Super Castlevania is perfect for Halloween because it takes us back to when we were kids trick-or-treating and then running home to play through this game one more time. There’s no other game that makes you feel like a powerful vampire hunter (though Lords of Shadow comes close!) and the enemies feel as varied and creepy and surprising. There are so many high points: the rotating room, the final three mini-boss fights, the rock boss that gets larger every time you hit him, the torches that light the way to the final battle, and those weird dancing ghosts. Our favorite part is the stage just before you arrive at the castle, a small quick stage through silent fields with creepy music heightening the tension. The music and graphics were amazing at the time and still hold up as excellent artwork today. We used to spend weeks playing though this game, struggling through every level. Now we can blast through it in a single evening, enjoying every minute of it.
I am actually a little sad that we still haven’t played a scarier game than PT. The first thing you notice are the stunning graphics. Then you play through the same hallway several times, wondering if anything is going to happen. Then little changes start to appear that are unnerving and then there are a few jump scares that are unsettling and then things start to get really weird. PT was really everything that the Resident Evil demo was trying to be. It was creepy and unnerving and we played through it a million times looking for clues and hints about secrets in the game. Even knowing most every piece of it now, it’s still the perfect game to scare you on Halloween (if you can find someone with a copy of it).
Halflife 2 (specifically Ravenholm)
Halflife 2 does so many things well (though not everything) and one thing it does really well is introduce you to a scary location and then force you to go to that location. On a macro scale, the game does this with the Combine’s tower, an enormous, mechanical, seemingly-breathing tower where horrible things are happening and where the game concludes. On a smaller scale, the game introduces you quickly to Ravenholm, a city overrun by nightmarish aliens that the bravest resistance fighters do not venture to. Of course, you are quickly forced to go there and engage with the hostile population. You have the assistance of the local priest (who is very handy with as shortgun), several traps, and your own powerful gravity gun. You quickly go from fearing the monsters to figuring out how to kill them in the most creative method possible back to fearing them again as the game heightens the tension in the final act. It’s a great scary level in one of the best games we ever played.

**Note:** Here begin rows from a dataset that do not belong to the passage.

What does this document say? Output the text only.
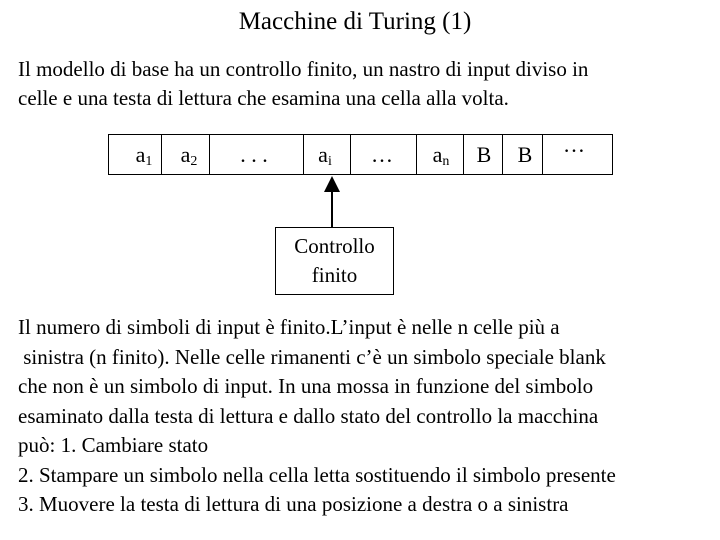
Macchine di Turing (1)
Il modello di base ha un controllo finito, un nastro di input diviso in
celle e una testa di lettura che esamina una cella alla volta.
$a_1$	$a_2$	. . .	$a_i$	…	$a_n$	B	B	…
Controllo
finito
Il numero di simboli di input è finito.L’input è nelle n celle più a
sinistra (n finito). Nelle celle rimanenti c’è un simbolo speciale blank
che non è un simbolo di input. In una mossa in funzione del simbolo
esaminato dalla testa di lettura e dallo stato del controllo la macchina
può: 1. Cambiare stato
2. Stampare un simbolo nella cella letta sostituendo il simbolo presente
3. Muovere la testa di lettura di una posizione a destra o a sinistra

Borderlands 2: TK Bloody Harvest
Few games give you such a beautiful Halloween environment for killing zombies in as Borderlands 2 does. The pumpkin patch, Halloween themed world lets you blast through graveyards and haunted cities while scavenging for powerful loot (a great twist on traditional trick-or-treating). The battle against the local monsters will keep you engaged and the big battle against the Pumpkin Kingpin is a great parody of that Charlie Brown Halloween Special as well. This DLC is both kinda scary and very clever and, if you’re too old for trick or treating, a great way to spend Halloween with some friends.